Para Marcus, essa estrutura demonstra a necessidade de apoio financeiro continuado para que as companhias consigam manter-se ao longo do tempo. “Poderíamos pensar que essa estabilidade financeira acarretaria numa acomodação criativa, mas muito pelo contrário. Eles estão em constante pesquisa e se autodenominam como ‘teatro estável de inovação’, com uma agenda cheia de novidades todos os anos”.
Ele ressalta que projetos de manutenção como o Madeira Viva 2, financiado pela Fundação Cultural do Estado da Bahia (Funceb), “apontam nesta direção” e garantem a longevidade das pesquisas do grupo. “Essa experiência na Itália nos fez pensar na possibilidade de buscar apoio local mais duradouro com algum órgão que deseje investir na disseminação do teatro de formas animadas”.

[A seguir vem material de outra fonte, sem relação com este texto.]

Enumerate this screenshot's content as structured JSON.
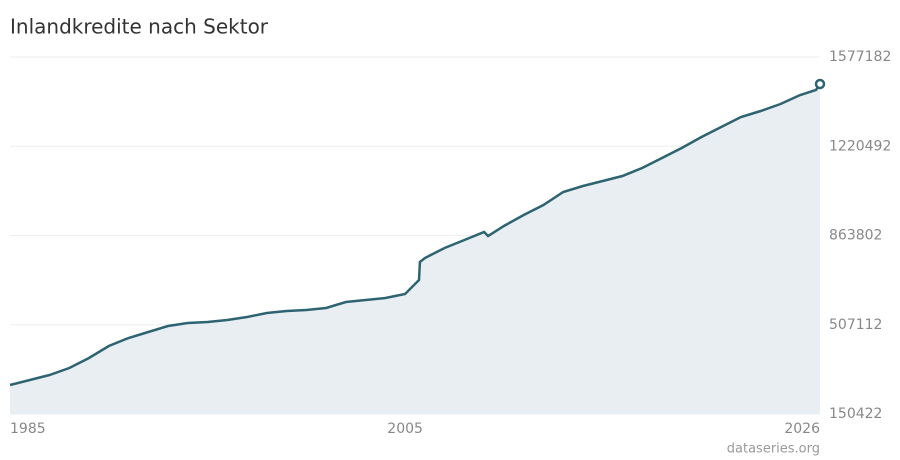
{
  "chart_data": {
    "type": "area",
    "title": "Inlandkredite nach Sektor",
    "source": "dataseries.org",
    "x": [
      1985,
      1986,
      1987,
      1988,
      1989,
      1990,
      1991,
      1992,
      1993,
      1994,
      1995,
      1996,
      1997,
      1998,
      1999,
      2000,
      2001,
      2002,
      2003,
      2004,
      2005,
      2005.7,
      2005.75,
      2006,
      2007,
      2008,
      2009,
      2009.2,
      2010,
      2011,
      2012,
      2013,
      2014,
      2015,
      2016,
      2017,
      2018,
      2019,
      2020,
      2021,
      2022,
      2023,
      2024,
      2025,
      2025.8,
      2026
    ],
    "values": [
      266300,
      286300,
      306300,
      334300,
      374300,
      422000,
      454200,
      478200,
      502100,
      514100,
      518100,
      526100,
      538100,
      554100,
      562100,
      566100,
      574100,
      598000,
      606000,
      614000,
      630000,
      686000,
      757900,
      773800,
      813800,
      845800,
      877700,
      861700,
      901700,
      945700,
      985600,
      1037600,
      1061600,
      1081600,
      1101500,
      1133500,
      1173400,
      1213400,
      1257400,
      1297300,
      1337300,
      1361300,
      1389300,
      1425200,
      1445200,
      1469300
    ],
    "color": "#2e6472",
    "fill": "#e8eef1",
    "xlim": [
      1985,
      2026
    ],
    "xticks": [
      1985,
      2005,
      2026
    ],
    "ylim": [
      150422,
      1577182
    ],
    "yticks": [
      150422,
      507112,
      863802,
      1220492,
      1577182
    ],
    "grid": true
  }
}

Durante o curso, Olga também reafirmou sua convicção de que o mais importante para uma companhia são as pessoas com quem se trabalha. “Os profissionais envolvidos no grupo italiano são pessoas muito especiais, o que lhes permite fazer seu trabalho com uma simpatia, criatividade e profissionalismo enormes. E nós temos hoje no Madeira Viva 2 um grupo de trabalho com excelentes condições de continuar”.
Em agosto, será a vez de Salvador abrigar uma oficina de Fabrizio Montecchi, diretor do TGV. Na Itália, Marcus e Olga puderam detalhar com Fabrizio a programação do curso, que acontecerá no Teatro Sesc Pelourinho do dia 24 ao 29/8.
As inscrições serão abertas no próximo mês, no dia 1 de julho, e o investimento será de R$ 60. Em breve, divulgaremos por aqui o formulário de inscrição e as orientações do processo seletivo. Olga adianta que a disponibilidade será uma das principais exigências, já que a carga horária será intensa durante toda a semana. “Esperamos receber propostas interessantes e conseguir montar uma turma boa”.
Hurvínek e outros loutkářských
Após o fim da oficina na Itália, com a cabeça fervilhando de ideias e o espírito leve, eles seguiram para Praga, conhecida pela tradição em teatro de animação. “A cidade parece saída de um conto de fadas com suas pontes, igrejas, castelos e autênticos prédios art nouveau”, conta Marcus. Para Olga, que visitava a República Checa pela primeira vez, foi uma “viagem no tempo”.
Durante a estadia, eles puderam acompanhar as comemorações pelos 90 anos de Hurvínek, personagem criado por Josef Skupa que se tornou uma espécie de herói de madeira do país. “Em sua origem, ele foi um porta-voz da saga do povo tcheco. Foi aprisionado pelos nazistas num armário durante a guerra, jogado no lixo, mas foi recuperado por uma criança e virou um símbolo nacional. Continua se apresentando até hoje”, conta Olga.
Um dos pontos altos da viagem foi a visita ao Muzeum loutkářských kultur em Chrudim, mantido pelo Ministério de Cultura do país e sede de um impressionante acervo de bonecos. “Para chegar ao museu, que fica numa cidadezinha do interior, enfrentamos uma viagem de trem com as dificuldades de não conhecer a língua, mas valeu muito a pena”, diz Olga.
Eles foram recebidos pela curadora Kateřina Valíková e pelo assessor de imprensa do museu, Břetislav Oliva, que os guiaram pelas salas do belo prédio medieval. O lugar abriga coleções de bonecos tradicionais da história do país e muitas figuras de sombras asiáticas. “Essa visita foi um presente. Foi emocionante ver de perto alguns bonecos da minha coleção. Lá fiquei sabendo que três marionetes que tenho foram esculpidas por Jindřich Adámek e datam do fim do século XIX”, conta Marcus.
O único problema foi a duração curta dos dias. “O tempo passa muito depressa quando se está viajando!”, lamentou Olga. “Mas voltamos cheios de ideias e vontade de tocá-las”.